So, when your child tells you he or she is struggling with anxiety, shame, or depression, what, as a parent, should you do? Well first, celebrate the reality that they felt comfortable enough to share. Second, do not freak out. Those seem like two easy things to do, but we all know that when such a reality stares us in the face, they are not easy. When our children are hurting or sharing hard things, we want to fix it, we want to help, we want to solve the problem.
Why do parents feel this way? We all want what is best for our kids. I do. You do. It is a natural—and quite honestly—a good thing. As their parents, we should want what is best for our children. However, sometimes fixing the problem does not actually fix the problem.
Don’t Freak Out
You tracking? Quickly “fixing” depression with a trip to get ice cream does not help when your 17-year-old is suffering from anxiety. It’s tempting to try to alleviate their pain with a quick band-aid, but that does not work. Time, patience, talking, seeking Jesus, and getting help are great steps to getting true help.
What do I mean when I offer the advice “Do not freak out”? Simply put, freaking out happens when you stop listening and immediately go into action mode. Instead of asking questions, you start making statements. You put an action plan together, forgetting that your child just wants to be heard, not dealt with.
Often, when your son or daughter shares hard things like this, they simply want to be heard. They want you, the parent, to acknowledge, listen, and ask questions. Not asking condemning questions, but caring ones. So do not freak out means this: remain calm, ask questions, show you care, listen, validate their thoughts, and point them to biblical truth, reassuring them of God’s promises.
Gaining Your Child’s Respect & Trust
I know that at the end of the day, there will be moments when you will have to discipline, make decisions, or do hard things for your son or daughter. They might respond, “But you are not listening to me!” Having the discernment and maturity to know when to listen and when to take action takes years of practice. It also takes failure, and it’s ok to acknowledge your failures. That actually can help earn respect and trust. And ultimately, trust will be the best—and hardest— thing to gain.
When it comes to building trust, every child is different. Some have walls built up that will take time for their parents to deconstruct. Some relationships have yet to even approach the subject of mental health. Some parents are naïve to the reality that this might be necessary in their home. Sometimes kids are doing great on the outside, yet their parent has never seriously asked how they are and therefore does not know the struggle that their child faces.

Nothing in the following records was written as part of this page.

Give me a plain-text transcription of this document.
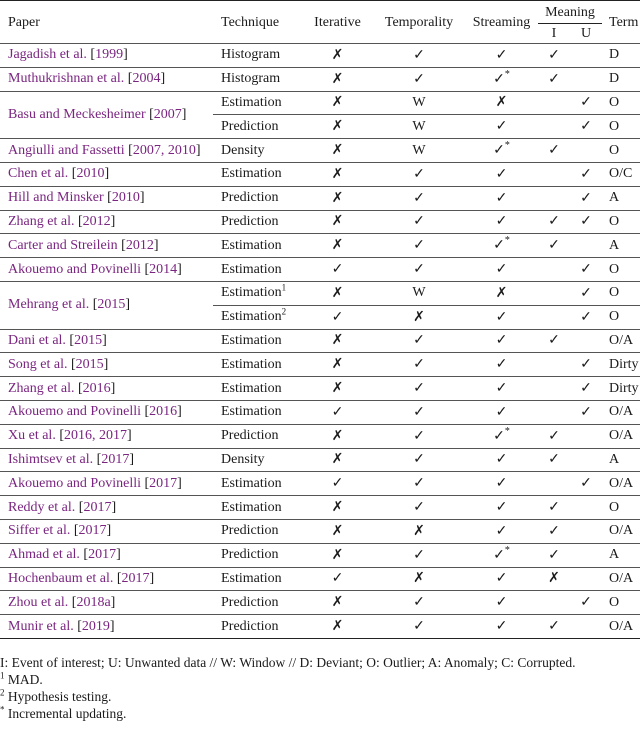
Paper	Technique	Iterative	Temporality	Streaming	Meaning		Term
					I	U	
Jagadish et al. [1999]	Histogram	✗	✓	✓	✓		D
Muthukrishnan et al. [2004]	Histogram	✗	✓	✓*	✓		D
Basu and Meckesheimer [2007]	Estimation	✗	W	✗		✓	O
	Prediction	✗	W	✓		✓	O
Angiulli and Fassetti [2007, 2010]	Density	✗	W	✓*	✓		O
Chen et al. [2010]	Estimation	✗	✓	✓		✓	O/C
Hill and Minsker [2010]	Prediction	✗	✓	✓		✓	A
Zhang et al. [2012]	Prediction	✗	✓	✓	✓	✓	O
Carter and Streilein [2012]	Estimation	✗	✓	✓*	✓		A
Akouemo and Povinelli [2014]	Estimation	✓	✓	✓		✓	O
Mehrang et al. [2015]	Estimation$^1$	✗	W	✗		✓	O
	Estimation$^2$	✓	✗	✓		✓	O
Dani et al. [2015]	Estimation	✗	✓	✓	✓		O/A
Song et al. [2015]	Estimation	✗	✓	✓		✓	Dirty
Zhang et al. [2016]	Estimation	✗	✓	✓		✓	Dirty
Akouemo and Povinelli [2016]	Estimation	✓	✓	✓		✓	O/A
Xu et al. [2016, 2017]	Prediction	✗	✓	✓*	✓		O/A
Ishimtsev et al. [2017]	Density	✗	✓	✓	✓		A
Akouemo and Povinelli [2017]	Estimation	✓	✓	✓		✓	O/A
Reddy et al. [2017]	Estimation	✗	✓	✓	✓		O
Siffer et al. [2017]	Prediction	✗	✗	✓	✓		O/A
Ahmad et al. [2017]	Prediction	✗	✓	✓*	✓		A
Hochenbaum et al. [2017]	Estimation	✓	✗	✓	✗		O/A
Zhou et al. [2018a]	Prediction	✗	✓	✓		✓	O
Munir et al. [2019]	Prediction	✗	✓	✓	✓		O/A
I: Event of interest; U: Unwanted data // W: Window // D: Deviant; O: Outlier; A: Anomaly; C: Corrupted.
$^1$ MAD.
$^2$ Hypothesis testing.
* Incremental updating.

While each family dynamic is unique, there is one thing that is universal: the currency of trust that a parent and child should pursue. Building such a relationship, one that is built on the foundation of Jesus and also built on trust, is a goal each parent should have.
Remember You Aren’t Alone
At the end of the day, you are the parent God chose for your student. Praise be to God. Yet, although you are the parent God chose for your child, that still can be so difficult when your child is struggling with their mental health. Parents, take heart and know that you are not your children’s Savior. You cannot save them, but you can listen to them. You cannot prevent them from struggling with mental health, but you can show them Jesus and offer to them a Savior who will always listen, always be near, always offer peace, and always love them. I pray you show them Jesus is better.
Lastly, you are not alone. First, the Lord is with you. Second, your church supports you. Third, other parents are walking through similar hardships. Fourth, counseling is available for you, your student, and both of you together. Never be afraid to ask for help and admit you are struggling. The reason we need Jesus is because we are broken. All of us. So, I encourage you to seek help and get guidance on how you can continue to support your family and your child.